Saturday, March 2, 2013

Free tours this month of Civil War Atlanta

This month provides an opportunity for those interested in the Civil War to take part in free, guided tours in areas of the Atlanta Campaign. The Atlanta Preservation Center is marking the decennial of its “Phoenix Flies” program, a celebration of “living landmarks.”

The organization works with experts and other groups to put on the program, which runs March 9-24. Although some of the other events may touch on the Civil War, these are specific to the topic.

Most of the events require reservations.

Click each date below to get details, including times, and availability.

-- March 9, 23: Civil War Atlanta walking tour, put on by the Georgia Battlefields Association. Participants will learn about the city’s role during the war and see where well-known photographs of Atlanta were taken.

-- March 10, 17, 24: Battle of Utoy Creek and cemetery tour. Event includes an extensive amount of walking.
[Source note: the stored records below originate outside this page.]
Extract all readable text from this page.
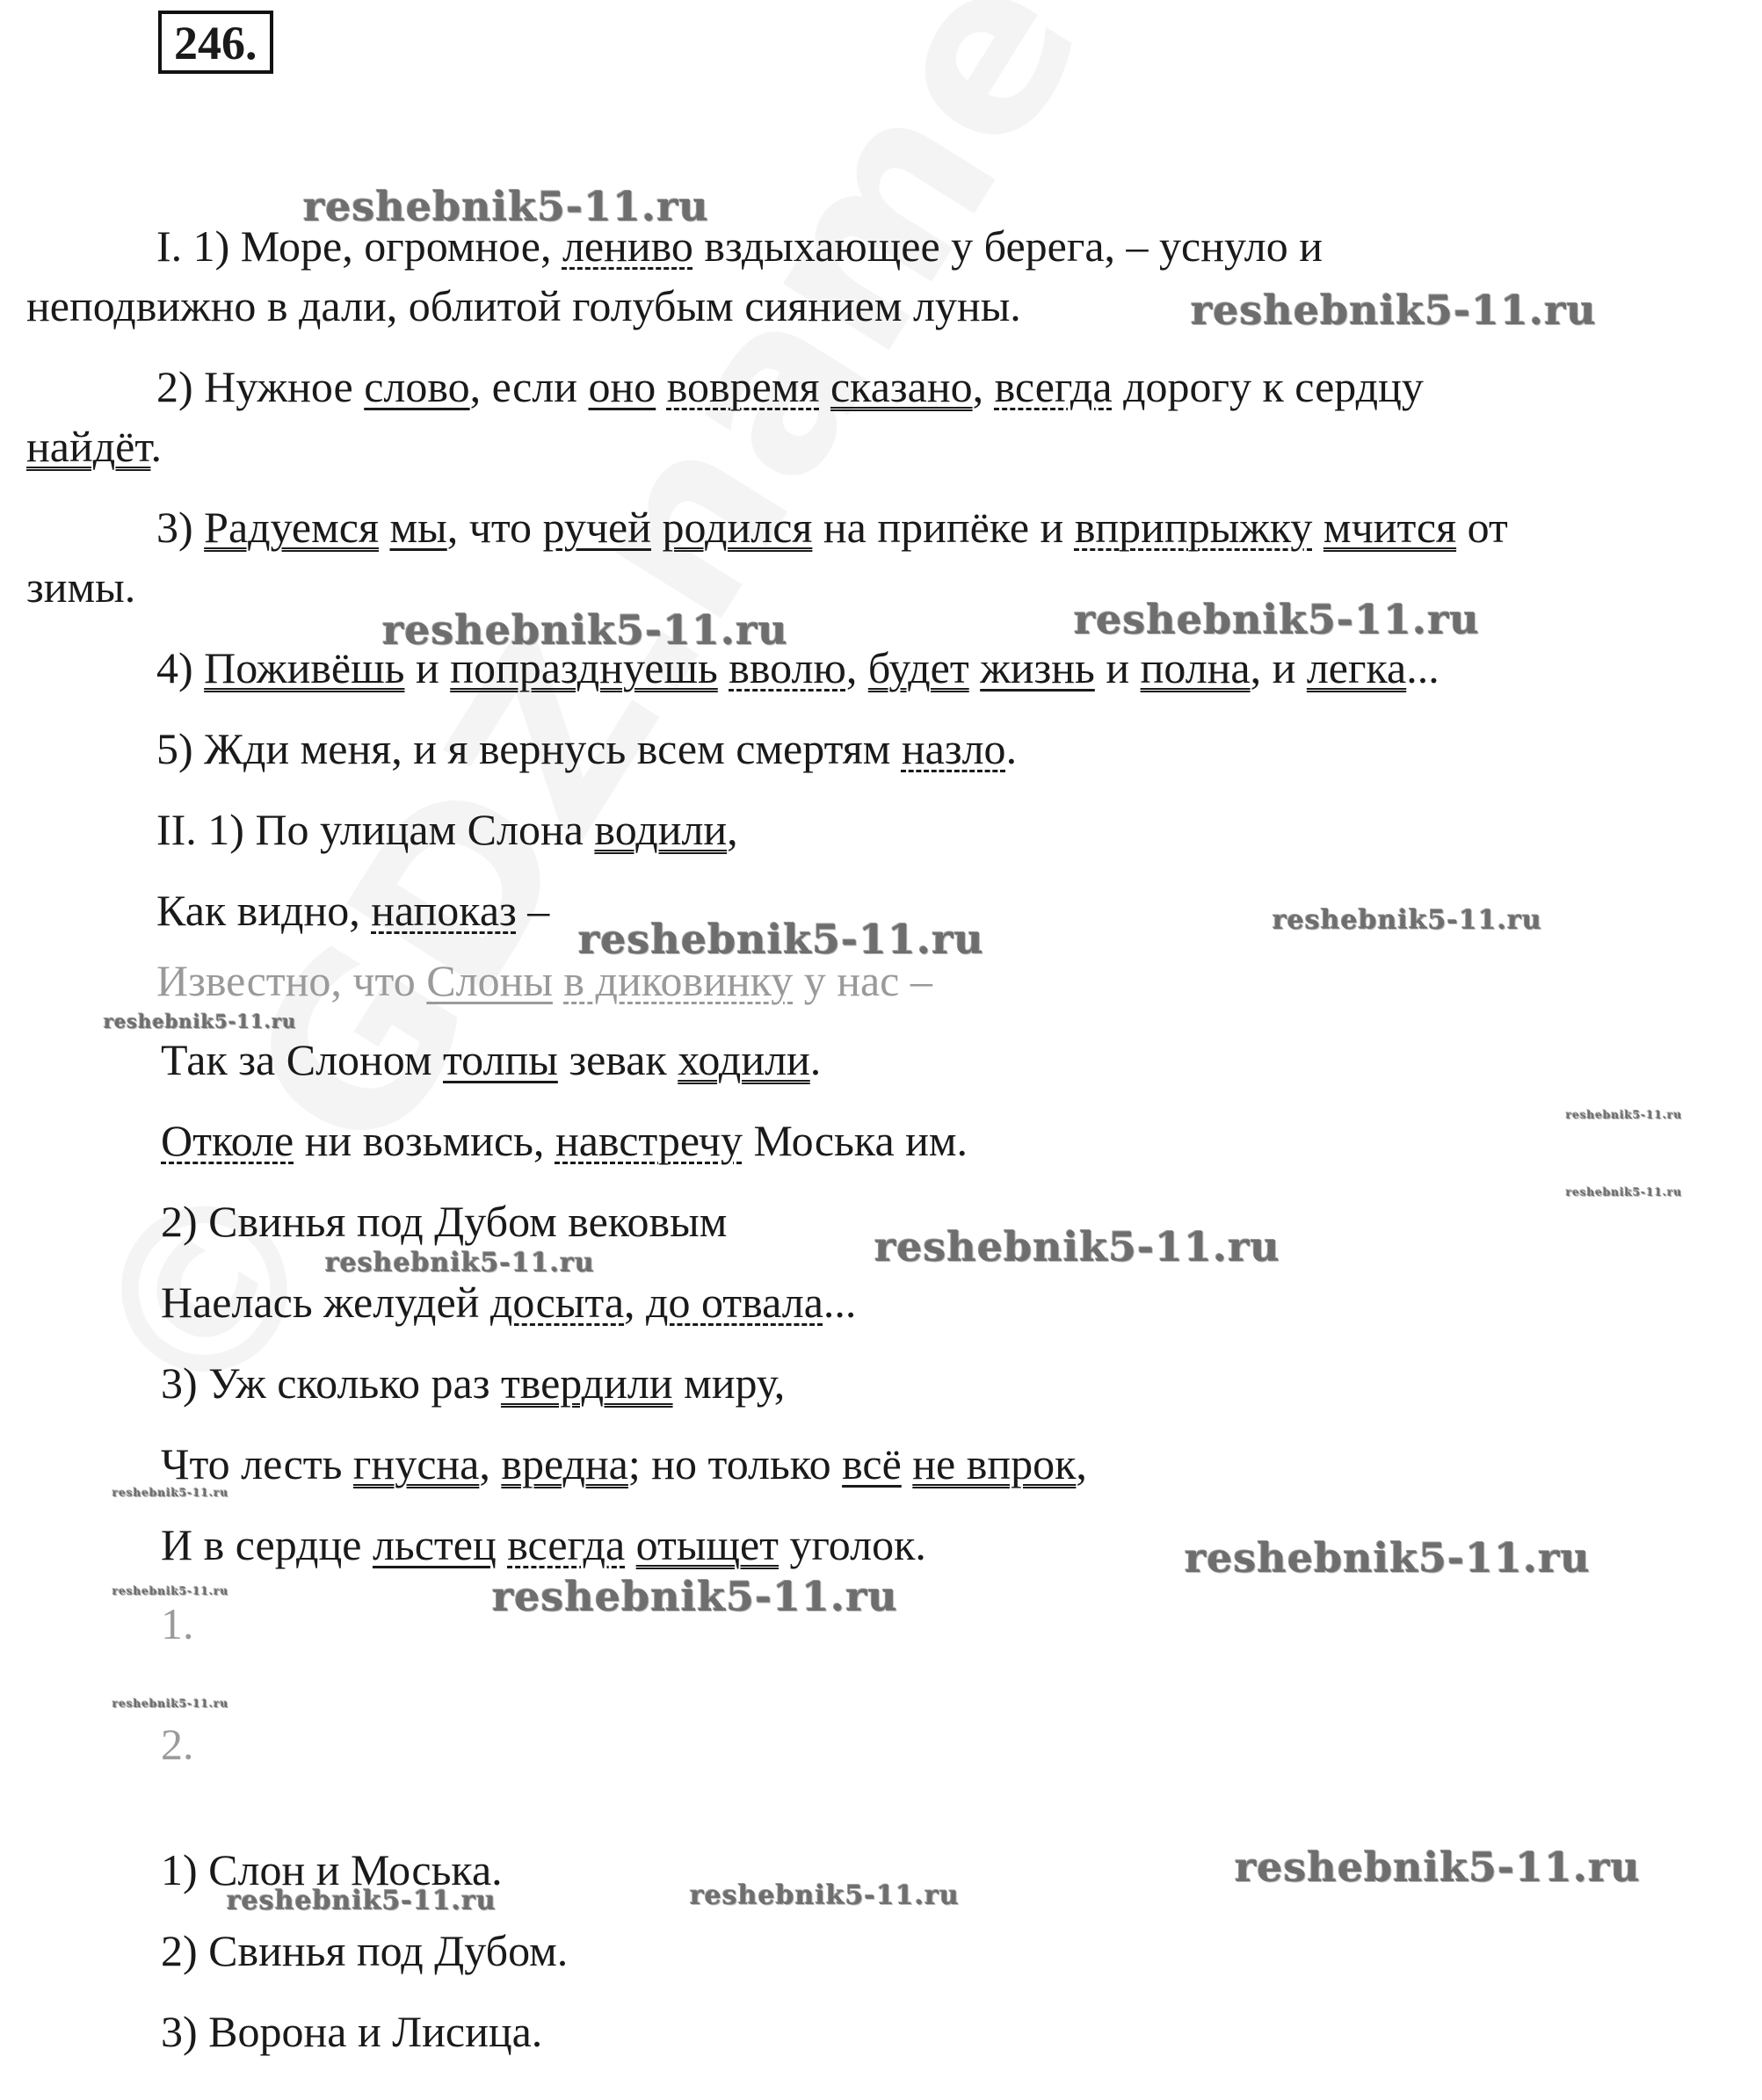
246.
I. 1) Море, огромное, лениво вздыхающее у берега, – уснуло и
неподвижно в дали, облитой голубым сиянием луны.
2) Нужное слово, если оно вовремя сказано, всегда дорогу к сердцу
найдёт.
3) Радуемся мы, что ручей родился на припёке и вприпрыжку мчится от
зимы.
4) Поживёшь и попразднуешь вволю, будет жизнь и полна, и легка...
5) Жди меня, и я вернусь всем смертям назло.
II. 1) По улицам Слона водили,
Как видно, напоказ –
Известно, что Слоны в диковинку у нас –
Так за Слоном толпы зевак ходили.
Отколе ни возьмись, навстречу Моська им.
2) Свинья под Дубом вековым
Наелась желудей досыта, до отвала...
3) Уж сколько раз твердили миру,
Что лесть гнусна, вредна; но только всё не впрок,
И в сердце льстец всегда отыщет уголок.
1.
2.
1) Слон и Моська.
2) Свинья под Дубом.
3) Ворона и Лисица.
reshebnik5-11.ru
reshebnik5-11.ru
reshebnik5-11.ru	reshebnik5-11.ru
reshebnik5-11.ru	reshebnik5-11.ru
reshebnik5-11.ru
reshebnik5-11.ru
reshebnik5-11.ru
reshebnik5-11.ru
reshebnik5-11.ru
reshebnik5-11.ru
reshebnik5-11.ru
reshebnik5-11.ru
reshebnik5-11.ru
reshebnik5-11.ru
reshebnik5-11.ru
reshebnik5-11.ru	reshebnik5-11.ru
Read this Picket article to learn more about this little-known clash during the Atlanta Campaign.

-- March 14, 21: Atlanta Cyclorama & Civil War History Museum. World’s largest oil painting, depicting Battle of Atlanta, and the Texas of Great Locomotive Chase fame.

-- March 16, 17, 23, 24: Tour of Shoupade Park in Cobb County. Two each day. The River Line Historic Area helped save these two unique 1864 forts from development. Many of the shoupades built by Confederates along the Chattahoochee River no longer exist. Another community group, the Mableton Improvement Coalition, says this in a recent newsletter: “MIC is working on a Preservation Plan for the Civil War fortifications in Mableton, some of which contain shoupades. This is a great opportunity to see a shoupade up close, which isn't possible now in Mableton. Hopefully the Preservation Plan will be another step in opening the battlefield park to the public.”

-- March 17: (Event is full) Front lines of the Battle of Atlanta.

Why is the program called “Phoenix Flies”?

"The phoenix is a mythical, flying creature that is born from the ashes of its own incineration, the Atlanta Preservation Center says on its website. “Like this powerful creature, so too was Atlanta reborn from her ashes after the Civil War.”